Allan Wexler

Allan Wexler

Fellow: Awarded 2016
Field of Study: Fine Arts

Competition: US & Canada

Allan Wexler has worked in the fields of architecture, design and fine art for forty-five years. He has been represented by the Ronald Feldman Gallery in New York City since 1984 and has exhibited, taught and lectured nationally and internationally since 1972. Wexler currently teaches at Parsons School of Design in New York City.

Wexler is a fellow of the American Academy in Rome, winner of a Chrysler Award for Design Innovation and the Henry J Leir Prize from the Jewish Museum in New York.

He has had numerous national and international solo exhibitions, has lectured on his work internationally and has been reviewed by major art and architecture publications.

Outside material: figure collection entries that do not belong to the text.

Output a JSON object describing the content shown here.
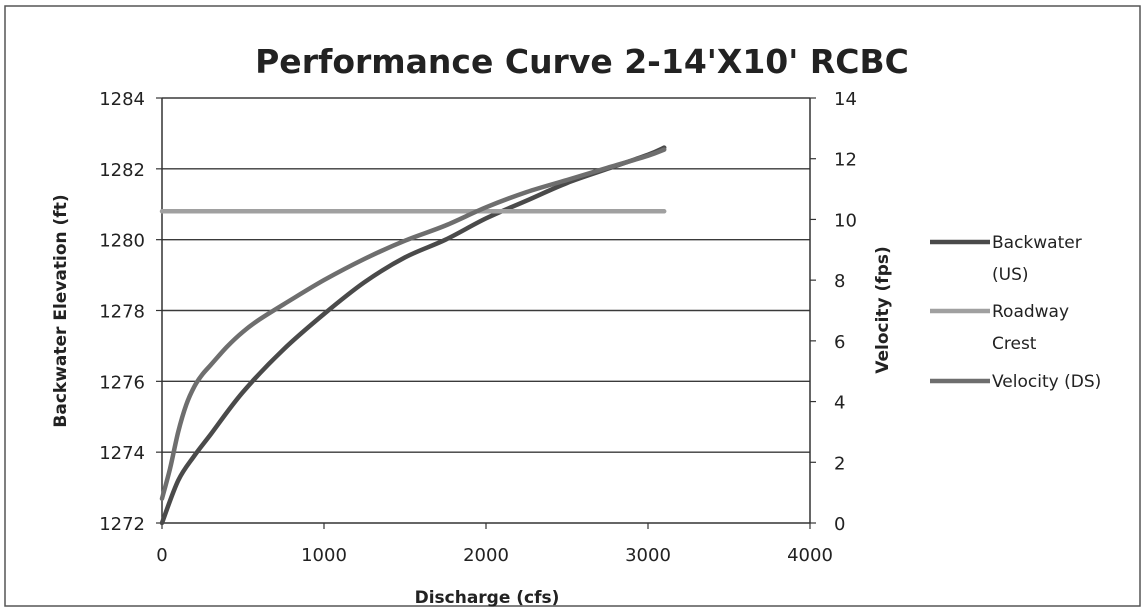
{
  "chart_data": {
    "type": "line",
    "title": "Performance Curve 2-14'X10' RCBC",
    "xlabel": "Discharge (cfs)",
    "ylabel": "Backwater Elevation (ft)",
    "y2label": "Velocity (fps)",
    "xlim": [
      0,
      4000
    ],
    "ylim": [
      1272,
      1284
    ],
    "y2lim": [
      0,
      14
    ],
    "xticks": [
      0,
      1000,
      2000,
      3000,
      4000
    ],
    "yticks": [
      1272,
      1274,
      1276,
      1278,
      1280,
      1282,
      1284
    ],
    "y2ticks": [
      0,
      2,
      4,
      6,
      8,
      10,
      12,
      14
    ],
    "grid": true,
    "legend_position": "right",
    "series": [
      {
        "name": "Backwater (US)",
        "axis": "left",
        "color": "#4a4a4a",
        "x": [
          0,
          100,
          200,
          300,
          500,
          750,
          1000,
          1250,
          1500,
          1750,
          2000,
          2250,
          2500,
          2750,
          3000,
          3100
        ],
        "y": [
          1272.0,
          1273.2,
          1273.9,
          1274.5,
          1275.7,
          1276.9,
          1277.9,
          1278.8,
          1279.5,
          1280.0,
          1280.6,
          1281.1,
          1281.6,
          1282.0,
          1282.4,
          1282.6
        ]
      },
      {
        "name": "Roadway Crest",
        "axis": "left",
        "color": "#a0a0a0",
        "x": [
          0,
          3100
        ],
        "y": [
          1280.8,
          1280.8
        ]
      },
      {
        "name": "Velocity (DS)",
        "axis": "right",
        "color": "#6e6e6e",
        "x": [
          0,
          50,
          100,
          150,
          200,
          250,
          300,
          400,
          500,
          600,
          750,
          1000,
          1250,
          1500,
          1750,
          2000,
          2250,
          2500,
          2750,
          3000,
          3100
        ],
        "y": [
          0.8,
          1.8,
          3.0,
          3.9,
          4.5,
          4.9,
          5.2,
          5.8,
          6.3,
          6.7,
          7.2,
          8.0,
          8.7,
          9.3,
          9.8,
          10.4,
          10.9,
          11.3,
          11.7,
          12.1,
          12.3
        ]
      }
    ]
  }
}
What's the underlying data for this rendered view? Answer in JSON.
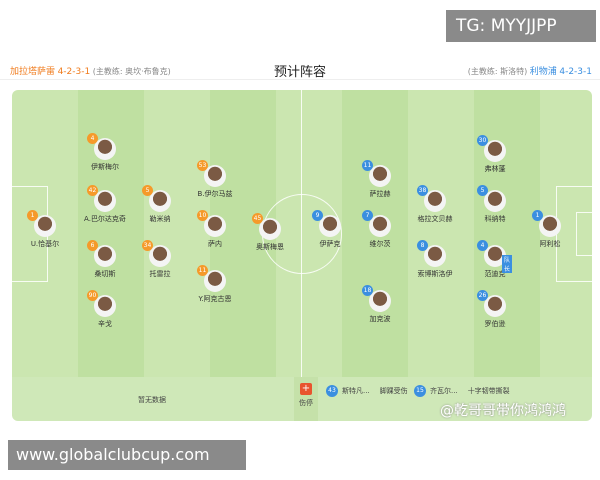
{
  "watermarks": {
    "tg": "TG: MYYJJPP",
    "site": "www.globalclubcup.com",
    "weibo": "@乾哥哥带你鸿鸿鸿"
  },
  "header": {
    "title": "预计阵容",
    "home": {
      "name": "加拉塔萨雷",
      "formation": "4-2-3-1",
      "coach": "(主教练: 奥坎·布鲁克)"
    },
    "away": {
      "name": "利物浦",
      "formation": "4-2-3-1",
      "coach": "(主教练: 斯洛特)"
    }
  },
  "home_players": [
    {
      "num": "1",
      "name": "U.恰基尔"
    },
    {
      "num": "4",
      "name": "伊斯梅尔"
    },
    {
      "num": "42",
      "name": "A.巴尔达克奇"
    },
    {
      "num": "6",
      "name": "桑切斯"
    },
    {
      "num": "90",
      "name": "辛戈"
    },
    {
      "num": "5",
      "name": "勒米纳"
    },
    {
      "num": "34",
      "name": "托雷拉"
    },
    {
      "num": "53",
      "name": "B.伊尔马兹"
    },
    {
      "num": "10",
      "name": "萨内"
    },
    {
      "num": "11",
      "name": "Y.阿克古恩"
    },
    {
      "num": "45",
      "name": "奥斯梅恩"
    }
  ],
  "away_players": [
    {
      "num": "9",
      "name": "伊萨克"
    },
    {
      "num": "11",
      "name": "萨拉赫"
    },
    {
      "num": "7",
      "name": "维尔茨"
    },
    {
      "num": "18",
      "name": "加克波"
    },
    {
      "num": "38",
      "name": "格拉文贝赫"
    },
    {
      "num": "8",
      "name": "索博斯洛伊"
    },
    {
      "num": "30",
      "name": "弗林蓬"
    },
    {
      "num": "5",
      "name": "科纳特"
    },
    {
      "num": "4",
      "name": "范迪克"
    },
    {
      "num": "26",
      "name": "罗伯逊"
    },
    {
      "num": "1",
      "name": "阿利松"
    }
  ],
  "captain_label": "队长",
  "bottom": {
    "home_injuries": "暂无数据",
    "injury_label": "伤停",
    "away_injuries": [
      {
        "num": "43",
        "name": "斯特凡...",
        "reason": "脚踝受伤"
      },
      {
        "num": "15",
        "name": "齐瓦尔...",
        "reason": "十字韧带撕裂"
      }
    ]
  },
  "colors": {
    "home": "#f07b1c",
    "away": "#3b8fe0",
    "pitch": "#c5e3a8"
  }
}
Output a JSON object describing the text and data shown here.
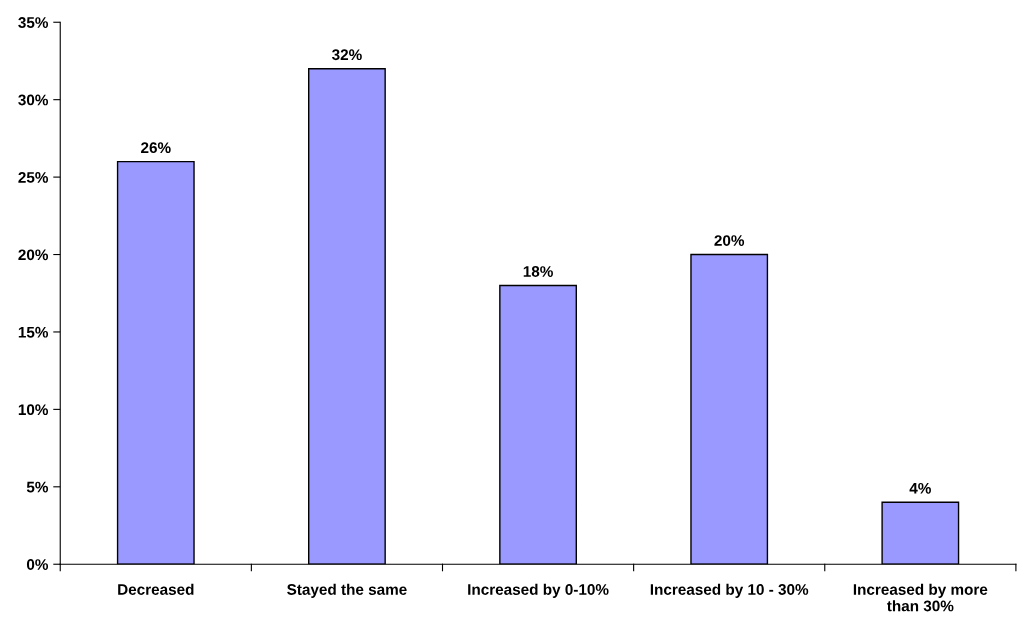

Wexler’s career resists easy classification. In the late1960’s he was an early member of the group of architects and artists who questioned the perceived divide between art and the design disciplines. They called themselves non-architects or paper architects.

Wexler’s work explores the poetics of space and non-function in the functional. “I’m an artist in an architect’s body,” says Allan Wexler.

His medium is the complex relationship between art and design. The work considers the power of the handcrafted in the time of digital, the use of chance and the value of accident, our body’s relationship to the built, and our roots from the primitive hut. These experimental works have sought to examine architecture in order to re-evaluate our most basic assumptions about our relationship to what we build, why we build and how that effects and our daily lives.

Wexler is best known as a hands-on maker. He investigates using series, permutations and chance rather than searching for definitive solutions. He makes buildings, furniture, vessels and utensils as backdrops and props for everyday human activity. The works isolate and elevate our daily activities: dining, sleeping, and bathing. And they, in turn, become mechanisms that activate ritual, ceremony and movement, turning the ordinary into theater.